L’homme providentiel

Nous avons choisi aujourd’hui de parler d’un homme remarquable, qui ne cesse de bouleverser les cartes, de contraindre ses vis-à-vis à revoir constamment leurs calculs, et qui amène les afro pessimistes à se gratter la tête, à reconnaître, seuls devant leur conscience, que la RDC est capable du meilleur, même si elle semble se distinguer surtout dans le pire.

Cet homme, vous l’avez certainement déjà reconnu, c’est Jean-Florent Ibenge Ikwange, entraîneur de l’AS V.Club de Kinshasa, mais aussi sélectionneur national. Et c’est cette dernière casquette qui nous intéresse particulièrement aujourd’hui.

Il est connu -et c’est là une mauvaise maladie, une aliénation, une des principales tares qui minent encore l’Afrique, l’attirant inexorablement vers le bas-, que l’Afrique, d’une manière générale, et les Congolais en particulier, développent depuis des lustres cette incroyable manie de préférer et de n’apprécier que ce qui vient d’ailleurs, de l’extérieur, et particulièrement de l’Occident.

Que n’a-t-on pas entendu lorsqu’il avait été nommé à la tête de l’équipe nationale de football de la RDC ? Des critiques les plus acerbes sont venues, tout particulièrement, de ses compatriotes, qui étaient pourtant censés le protéger, l’encourager.

D’une manière générale, nos pays sont encore dominés par la magie du blanc.

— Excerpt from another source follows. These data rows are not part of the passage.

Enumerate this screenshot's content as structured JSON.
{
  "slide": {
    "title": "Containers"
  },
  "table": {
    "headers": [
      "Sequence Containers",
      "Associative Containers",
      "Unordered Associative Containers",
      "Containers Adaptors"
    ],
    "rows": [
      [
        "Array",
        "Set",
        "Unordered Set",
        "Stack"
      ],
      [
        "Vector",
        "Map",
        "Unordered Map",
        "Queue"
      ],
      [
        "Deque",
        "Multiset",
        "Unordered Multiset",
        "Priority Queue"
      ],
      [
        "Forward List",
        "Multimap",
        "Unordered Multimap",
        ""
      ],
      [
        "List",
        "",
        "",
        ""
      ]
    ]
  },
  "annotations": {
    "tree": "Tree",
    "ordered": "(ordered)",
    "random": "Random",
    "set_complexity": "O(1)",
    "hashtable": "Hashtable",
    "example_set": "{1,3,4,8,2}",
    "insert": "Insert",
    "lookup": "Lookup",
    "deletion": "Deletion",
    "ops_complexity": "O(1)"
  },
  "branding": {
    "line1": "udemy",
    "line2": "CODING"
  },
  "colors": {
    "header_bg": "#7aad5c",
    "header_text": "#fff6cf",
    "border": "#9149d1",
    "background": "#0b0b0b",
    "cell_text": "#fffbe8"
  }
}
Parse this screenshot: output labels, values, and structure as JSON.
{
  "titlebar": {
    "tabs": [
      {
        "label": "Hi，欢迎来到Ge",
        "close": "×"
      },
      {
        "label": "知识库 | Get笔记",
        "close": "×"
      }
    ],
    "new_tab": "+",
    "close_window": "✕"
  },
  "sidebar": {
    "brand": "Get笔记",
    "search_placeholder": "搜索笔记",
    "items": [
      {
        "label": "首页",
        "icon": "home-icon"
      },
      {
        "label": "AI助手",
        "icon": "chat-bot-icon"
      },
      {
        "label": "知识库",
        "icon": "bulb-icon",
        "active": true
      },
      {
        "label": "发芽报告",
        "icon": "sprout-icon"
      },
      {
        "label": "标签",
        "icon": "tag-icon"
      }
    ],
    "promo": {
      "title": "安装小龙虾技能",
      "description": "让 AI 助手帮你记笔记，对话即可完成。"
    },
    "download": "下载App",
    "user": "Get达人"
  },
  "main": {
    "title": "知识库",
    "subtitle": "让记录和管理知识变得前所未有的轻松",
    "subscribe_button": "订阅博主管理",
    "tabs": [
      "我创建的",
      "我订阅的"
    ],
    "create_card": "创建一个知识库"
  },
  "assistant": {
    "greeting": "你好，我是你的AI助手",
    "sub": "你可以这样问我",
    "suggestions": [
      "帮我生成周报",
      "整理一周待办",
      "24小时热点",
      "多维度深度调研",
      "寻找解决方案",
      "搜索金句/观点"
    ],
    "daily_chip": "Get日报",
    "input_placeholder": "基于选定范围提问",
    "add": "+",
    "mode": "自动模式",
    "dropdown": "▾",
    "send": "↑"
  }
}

C’est l’homme blanc qui sait tout faire, en face du noir incompétent.

Nombreux ne fournissent aucun effort pour réaliser que, très souvent, la différence vient de la formation, en amont, puis, en aval, de l’équipement et de la motivation.

Tout part donc de la formation. La déliquescence de l’enseignement dans notre pays, le mirage de la réussite facile et la domination par la loi du moindre effort préparent plusieurs compatriotes à l’échec, quel que soit leur domaine d’activités, au moment où il est attendu d’eux des résultats performants.

Les Occidentaux, d’une manière générale, travaillent de manière professionnelle dans tout ce qu’ils font. Ici on parle du professionnalisme comme s’il s’agissait d’un mot creux, dépourvu de quintessence.

Or, beaucoup hésiteraient franchement à employer ce mot s’ils en connaissaient la profondeur et, surtout, les exigences. Car s’il n’était pas humain, le professionnalisme se confondrait à la perfection. Il exige donc énormément d’exigences, qui mettraient hors d’état de nuire tous ceux, parmi les dirigeants de nos sports, qui ne sont que de regrettables aventuriers.

Quant à la motivation, c’est l’autre cloison qui nous sépare des gens sérieux. Lorsque les pays africains engagent ceux qu’on appelle pittoresquement  » sorciers blancs « , ils ouvrent leurs valises, et en découvrent les fonds. Ils sortent de grands moyens, même si certains d’entre ces entraîneurs sont, en réalité, limités.

Ceux-ci, qui ont oublié d’être bêtes, arrivent en terre africaine avec des idées tranchées, plus informés que jamais. Confiants du complexe de supériorité qu’ils exercent sur ces dirigeants, ils montent toujours les enchères, exigent toujours plus, en termes d’émoluments de rêve, en plus des conditions de vie princières.

Mais lorsqu’il faut confier les mêmes charges aux nationaux, avec les mêmes exigences de résultats, nos dirigeants deviennent très hésitants et étonnamment lourds quant à leur offrir des moyens légèrement inférieurs, alors qu’ils devraient les considérer sur un même pied d’égalité.

En tout cas, Ibenge est un homme providentiel, un pain béni pour le pays. A celui-ci d’en tirer le plus grand profit, en le traitant comme il le mérite.